Cela nous conduit à une seconde remarque. Elle vient dans un second temps et comme en contrepoint au constat de la déroute de la décision, qui concerne le climat psychologique de Washington, du Pentagone, etc., après huit années d’administration Bush, d’expéditions diverses et de dépenses échevelées, – pour parvenir à cette situations surréaliste où les acquisitions et les décisions sur les programmes se trouvent en pleine déroute avec un budget de $515,4 milliards/$1trillion…

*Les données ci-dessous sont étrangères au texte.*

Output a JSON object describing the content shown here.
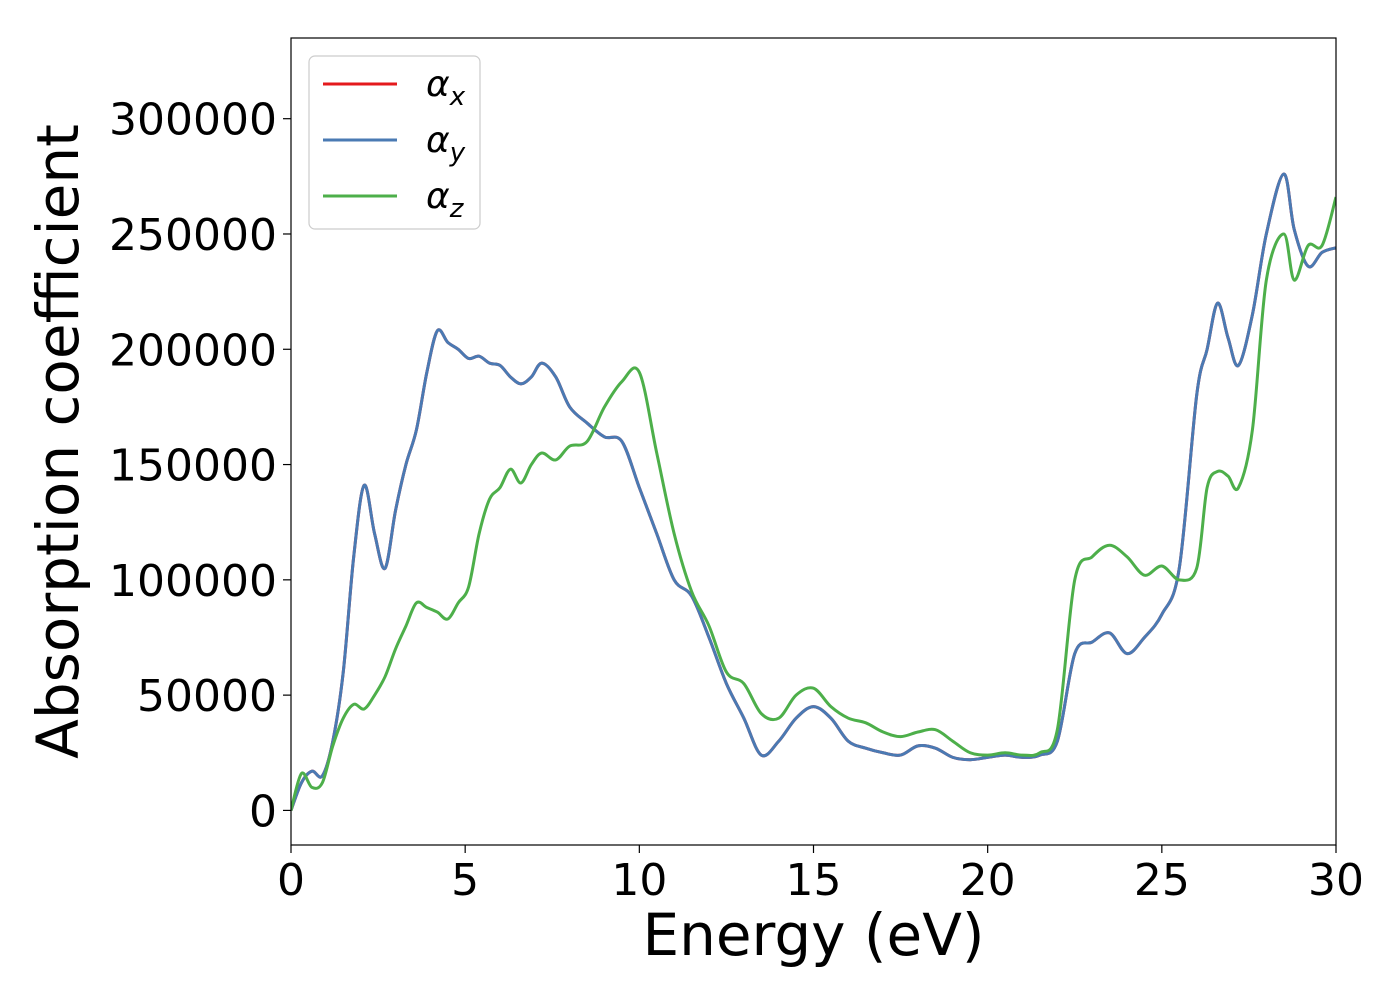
{
  "chart_data": {
    "type": "line",
    "xlabel": "Energy (eV)",
    "ylabel": "Absorption coefficient",
    "xlim": [
      0,
      30
    ],
    "ylim": [
      -15000,
      335000
    ],
    "xticks": [
      0,
      5,
      10,
      15,
      20,
      25,
      30
    ],
    "yticks": [
      0,
      50000,
      100000,
      150000,
      200000,
      250000,
      300000
    ],
    "grid": false,
    "legend_position": "top-left",
    "series": [
      {
        "name": "α_x",
        "symbol": "α",
        "subscript": "x",
        "color": "#e41a1c",
        "x": [
          0,
          0.3,
          0.6,
          0.9,
          1.2,
          1.5,
          1.8,
          2.1,
          2.4,
          2.7,
          3.0,
          3.3,
          3.6,
          3.9,
          4.2,
          4.5,
          4.8,
          5.1,
          5.4,
          5.7,
          6.0,
          6.3,
          6.6,
          6.9,
          7.2,
          7.6,
          8.0,
          8.5,
          9.0,
          9.5,
          10.0,
          10.5,
          11.0,
          11.5,
          12.0,
          12.5,
          13.0,
          13.5,
          14.0,
          14.5,
          15.0,
          15.5,
          16.0,
          16.5,
          17.0,
          17.5,
          18.0,
          18.5,
          19.0,
          19.5,
          20.0,
          20.5,
          21.0,
          21.5,
          22.0,
          22.5,
          23.0,
          23.5,
          24.0,
          24.5,
          25.0,
          25.5,
          26.0,
          26.3,
          26.6,
          26.9,
          27.2,
          27.6,
          28.0,
          28.5,
          28.8,
          29.2,
          29.6,
          30.0
        ],
        "values": [
          0,
          12000,
          17000,
          15000,
          30000,
          60000,
          110000,
          141000,
          120000,
          105000,
          130000,
          150000,
          165000,
          190000,
          208000,
          203000,
          200000,
          196000,
          197000,
          194000,
          193000,
          188000,
          185000,
          188000,
          194000,
          188000,
          175000,
          168000,
          162000,
          160000,
          140000,
          120000,
          100000,
          93000,
          75000,
          55000,
          40000,
          24000,
          30000,
          40000,
          45000,
          40000,
          30000,
          27000,
          25000,
          24000,
          28000,
          27000,
          23000,
          22000,
          23000,
          24000,
          23000,
          24000,
          30000,
          68000,
          73000,
          77000,
          68000,
          75000,
          85000,
          105000,
          180000,
          200000,
          220000,
          205000,
          193000,
          215000,
          250000,
          276000,
          252000,
          236000,
          242000,
          244000
        ]
      },
      {
        "name": "α_y",
        "symbol": "α",
        "subscript": "y",
        "color": "#4a7ab3",
        "x": [
          0,
          0.3,
          0.6,
          0.9,
          1.2,
          1.5,
          1.8,
          2.1,
          2.4,
          2.7,
          3.0,
          3.3,
          3.6,
          3.9,
          4.2,
          4.5,
          4.8,
          5.1,
          5.4,
          5.7,
          6.0,
          6.3,
          6.6,
          6.9,
          7.2,
          7.6,
          8.0,
          8.5,
          9.0,
          9.5,
          10.0,
          10.5,
          11.0,
          11.5,
          12.0,
          12.5,
          13.0,
          13.5,
          14.0,
          14.5,
          15.0,
          15.5,
          16.0,
          16.5,
          17.0,
          17.5,
          18.0,
          18.5,
          19.0,
          19.5,
          20.0,
          20.5,
          21.0,
          21.5,
          22.0,
          22.5,
          23.0,
          23.5,
          24.0,
          24.5,
          25.0,
          25.5,
          26.0,
          26.3,
          26.6,
          26.9,
          27.2,
          27.6,
          28.0,
          28.5,
          28.8,
          29.2,
          29.6,
          30.0
        ],
        "values": [
          0,
          12000,
          17000,
          15000,
          30000,
          60000,
          110000,
          141000,
          120000,
          105000,
          130000,
          150000,
          165000,
          190000,
          208000,
          203000,
          200000,
          196000,
          197000,
          194000,
          193000,
          188000,
          185000,
          188000,
          194000,
          188000,
          175000,
          168000,
          162000,
          160000,
          140000,
          120000,
          100000,
          93000,
          75000,
          55000,
          40000,
          24000,
          30000,
          40000,
          45000,
          40000,
          30000,
          27000,
          25000,
          24000,
          28000,
          27000,
          23000,
          22000,
          23000,
          24000,
          23000,
          24000,
          30000,
          68000,
          73000,
          77000,
          68000,
          75000,
          85000,
          105000,
          180000,
          200000,
          220000,
          205000,
          193000,
          215000,
          250000,
          276000,
          252000,
          236000,
          242000,
          244000
        ]
      },
      {
        "name": "α_z",
        "symbol": "α",
        "subscript": "z",
        "color": "#4daf4a",
        "x": [
          0,
          0.3,
          0.6,
          0.9,
          1.2,
          1.5,
          1.8,
          2.1,
          2.4,
          2.7,
          3.0,
          3.3,
          3.6,
          3.9,
          4.2,
          4.5,
          4.8,
          5.1,
          5.4,
          5.7,
          6.0,
          6.3,
          6.6,
          6.9,
          7.2,
          7.6,
          8.0,
          8.5,
          9.0,
          9.5,
          10.0,
          10.5,
          11.0,
          11.5,
          12.0,
          12.5,
          13.0,
          13.5,
          14.0,
          14.5,
          15.0,
          15.5,
          16.0,
          16.5,
          17.0,
          17.5,
          18.0,
          18.5,
          19.0,
          19.5,
          20.0,
          20.5,
          21.0,
          21.5,
          22.0,
          22.5,
          23.0,
          23.5,
          24.0,
          24.5,
          25.0,
          25.5,
          26.0,
          26.3,
          26.6,
          26.9,
          27.2,
          27.6,
          28.0,
          28.5,
          28.8,
          29.2,
          29.6,
          30.0
        ],
        "values": [
          0,
          16000,
          10000,
          12000,
          28000,
          40000,
          46000,
          44000,
          50000,
          58000,
          70000,
          80000,
          90000,
          88000,
          86000,
          83000,
          90000,
          97000,
          120000,
          135000,
          140000,
          148000,
          142000,
          150000,
          155000,
          152000,
          158000,
          160000,
          175000,
          186000,
          190000,
          155000,
          120000,
          95000,
          80000,
          60000,
          55000,
          42000,
          40000,
          50000,
          53000,
          45000,
          40000,
          38000,
          34000,
          32000,
          34000,
          35000,
          30000,
          25000,
          24000,
          25000,
          24000,
          25000,
          35000,
          100000,
          110000,
          115000,
          110000,
          102000,
          106000,
          100000,
          105000,
          140000,
          147000,
          145000,
          140000,
          165000,
          230000,
          250000,
          230000,
          245000,
          245000,
          266000
        ]
      }
    ]
  }
}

Ce qu’on perçoit au niveau de la direction du système, c’est une profonde fatigue psychologique devant l’impuissance qui ne cesse de s’affirmer de plus en plus. Les hommes du système ne contrôlent plus le système et ils en sont totalement prisonniers. Ils renoncent à décider, même sur les activités les plus courantes, les moins “révolutionnaires”. (On dira que le Congrès y suppléera ici et là, notamment pour le F-22, à propos duquel le député Murtha, qui dirige la commission des forces armées à la Chambre, forcera sans doute à des commandes supplémentaires. Mais ce type de décision viendra encore plus semer le désordre en imposant à nouveau une autre orientation à la bureaucratie, des charges nouvelles, une stratégie révisée, etc.)
Plus personne ne se préoccupe même de s’exclamer à propos du Pentagone et de son budget, qui pour le dénoncer, qui pour s’extasier à propos de sa puissance. L’énorme, le monstrueux Pentagone est devenu une chose absolument incontrôlable, une pharamineuse usine à gaz trop informe pour encore ressembler à une usine et produire quoi que ce soit, y compris du gaz.
Bien évidemment, cette crise n’est pas spécifique. L’entièreté du système présente les mêmes symptômes, les mêmes tares. Le Pentagone nous intéresse particulièrement parce que c’est le pilier principal de la puissance US et qu’on s’approche effectivement du moment où il ne pourra plus remplir sa fonction qui est d’alimenter et de moderniser la machine militaire américaniste. Lorsqu’on en est à se rabattre sur des achats d’avions de combat de la génération précédente arrivée à son terme et déclarée dépassée depuis quatre ou cinq ans, on peut être assuré qu’on se trouve proches des prémisses de ce moment.